CHE COSA CI HA LASCIATO LA 53^ EDIZIONE DI VINITALY ?
Data: 11 aprile 2019
– VINITALY CHIUSA LA  53^EDIZIONE
– L’ITALIA DEL VINO DEVE GUARDARE AVANTI E MOLTO LONTANO
– PER PRIME LE ISTITUZIONI DEVONO FARE SISTEMA. – FARE SQUADRA E’ TROPPO POCO. DARE L’ESEMPIO
– ECCO UN DECALOGO DI AZIONI CONCRETE PER IL VINO ITALIANO. NIENTE PALLIATIVI.   
A parte le considerazioni autoreferenziali su successi, su presenze, su biglietti di ingresso venduti, su ricavo del Vinitaly, su incassi dei veronesi grazie a Vinitaly… che cosa è stata e cosa ci ha lasciato l’edizione n° 53?
Una fiera con circa 150 eventi-incontri all’ora, in media, nell’arco delle 7 ore giornaliere per 4 giorni ha modo di essere non solo al centro del dibattito, ma influente e pilota su molti temi e argomenti oggi sul tappeto.
Negli ultimi anni, tutti i politici di turno, quasi dettano i tempi e la viabilità fra i padiglioni: molto a caccia di selfie e di visibilità. Una volta i vari Re di Francia andavano a Reims per ascoltare, per capire e per fare le leggi richieste oltre che per il luogo. Già allora assaggiavano e portavano a casa casse di vino, ma pagavano qualcosa. Questa tradizione ha reso grande non solo il rapporto vino-potere, ma ha dato importanza, considerazione, attenzione. Fa ben sperare che, seppur siano cambiati gli addendi, ci sia questo viatico politico a Vinitaly.
Giustamente, come qualche “maestro” lungimirante e sempre molto concreto e diretto ha espresso parlando dalle principali pedane e consessi in fiera, c’è bisogno di innovazione anche strategica, di dinamicità altrimenti anche la 53^ edizione di Vinitaly resta una vetrina-palcoscenico e non da un contributo sistema-strategico.

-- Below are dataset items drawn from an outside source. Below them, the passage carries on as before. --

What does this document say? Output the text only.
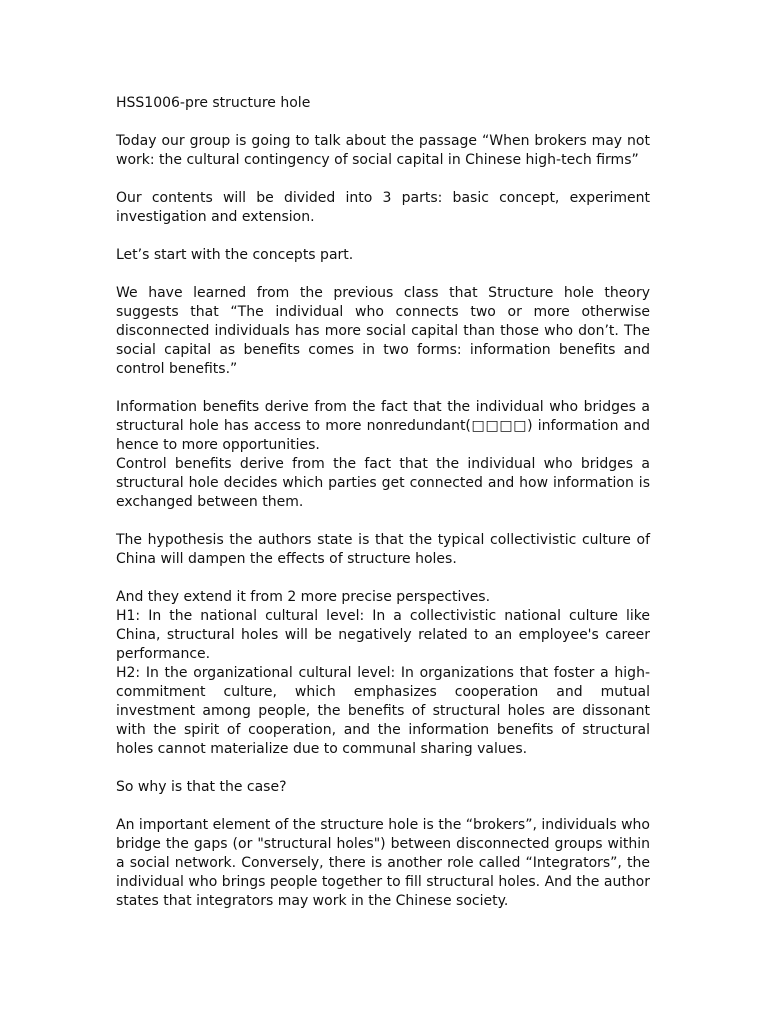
HSS1006-pre structure hole

Today our group is going to talk about the passage “When brokers may not work: the cultural contingency of social capital in Chinese high-tech firms”

Our contents will be divided into 3 parts: basic concept, experiment investigation and extension.

Let’s start with the concepts part.

We have learned from the previous class that Structure hole theory suggests that “The individual who connects two or more otherwise disconnected individuals has more social capital than those who don’t. The social capital as benefits comes in two forms: information benefits and control benefits.”

Information benefits derive from the fact that the individual who bridges a structural hole has access to more nonredundant(□□□□) information and hence to more opportunities.

Control benefits derive from the fact that the individual who bridges a structural hole decides which parties get connected and how information is exchanged between them.

The hypothesis the authors state is that the typical collectivistic culture of China will dampen the effects of structure holes.

And they extend it from 2 more precise perspectives.

H1: In the national cultural level: In a collectivistic national culture like China, structural holes will be negatively related to an employee's career performance.

H2: In the organizational cultural level: In organizations that foster a high-commitment culture, which emphasizes cooperation and mutual investment among people, the benefits of structural holes are dissonant with the spirit of cooperation, and the information benefits of structural holes cannot materialize due to communal sharing values.

So why is that the case?

An important element of the structure hole is the “brokers”, individuals who bridge the gaps (or "structural holes") between disconnected groups within a social network. Conversely, there is another role called “Integrators”, the individual who brings people together to fill structural holes. And the author states that integrators may work in the Chinese society.
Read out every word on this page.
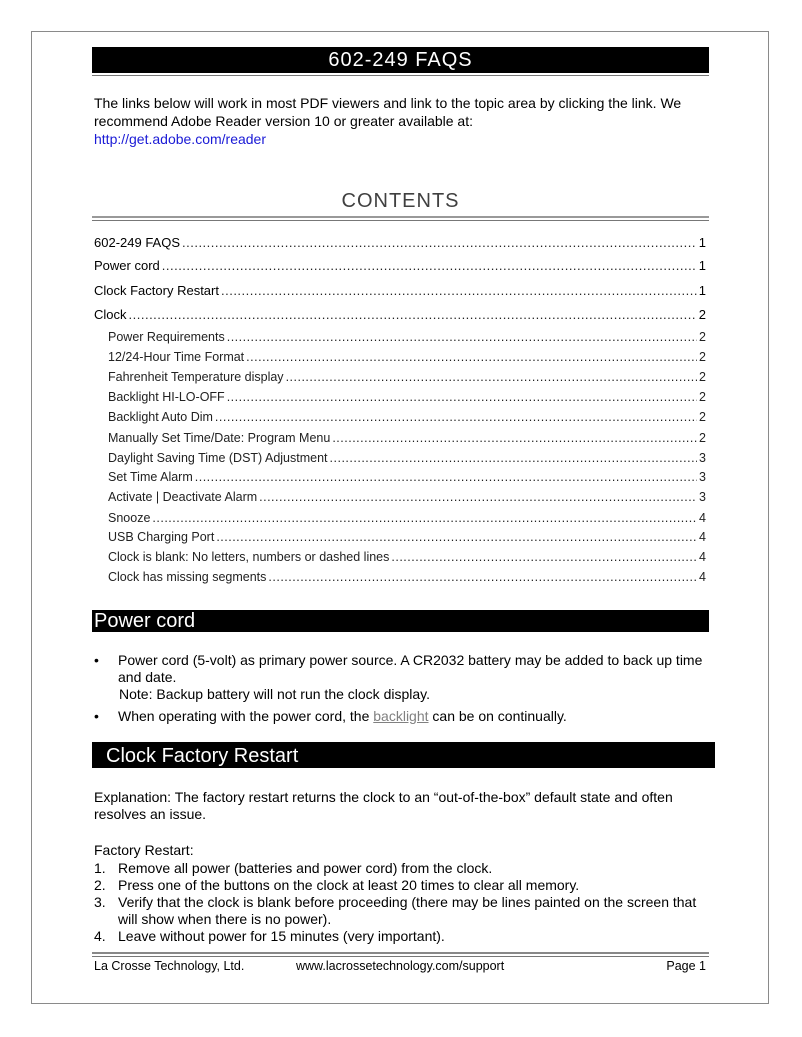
602-249 FAQS
The links below will work in most PDF viewers and link to the topic area by clicking the link. We recommend Adobe Reader version 10 or greater available at:
http://get.adobe.com/reader
CONTENTS
602-249 FAQS .....	1
Power cord .....	1
Clock Factory Restart .....	1
Clock .....	2
Power Requirements .....	2
12/24-Hour Time Format .....	2
Fahrenheit Temperature display .....	2
Backlight HI-LO-OFF .....	2
Backlight Auto Dim .....	2
Manually Set Time/Date: Program Menu .....	2
Daylight Saving Time (DST) Adjustment .....	3
Set Time Alarm .....	3
Activate | Deactivate Alarm .....	3
Snooze .....	4
USB Charging Port .....	4
Clock is blank: No letters, numbers or dashed lines .....	4
Clock has missing segments .....	4
Power cord
• Power cord (5-volt) as primary power source. A CR2032 battery may be added to back up time and date.
Note: Backup battery will not run the clock display.
• When operating with the power cord, the backlight can be on continually.
Clock Factory Restart
Explanation: The factory restart returns the clock to an “out-of-the-box” default state and often resolves an issue.
Factory Restart:
1. Remove all power (batteries and power cord) from the clock.
2. Press one of the buttons on the clock at least 20 times to clear all memory.
3. Verify that the clock is blank before proceeding (there may be lines painted on the screen that will show when there is no power).
4. Leave without power for 15 minutes (very important).
La Crosse Technology, Ltd.	www.lacrossetechnology.com/support	Page 1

Prendo solo a riferimento, ma molti altri sono stati, gli spunti di Angelo Gaja: ha accennato alla grande rivoluzione del vino, in sordina, che ha fatto la Francia dal 2017 dopo un grande dibattito e le prime “ scoppole” prese su prezzo e quantità in giro per il mondo.
     Dopo 4 anni di riflessione ha una nuova strategia: riposizionamento, aggressività nei mercati minori scelti ad hoc nel medio periodo con segmentazione strategica. Ecco il progetto dei transalpini e nel 2018 già qualche segnale positivo c’è. Purtroppo troppe parole di marketing astratto, troppi estemporanei presenti a Vinitaly hanno dichiarato che il vino è edonismo e da influencer: come si fa a sostenere una cosa del genere quando c’è una percentuale del 50% di consumatori regolari in Italia, purtroppo oggi con meno frequenza.
                                                                                                                                    Allo stesso modo la ricerca (riferita da Winemeridian) sul consumatore tedesco deve far meditare chi decide, chi siede al tavolo pubblico-privato del vino italiano: in Germania su una popolazione di 82 milioni, circa 25 sono considerati consumatori abituali-regolari di vino, una percentuale molto alta.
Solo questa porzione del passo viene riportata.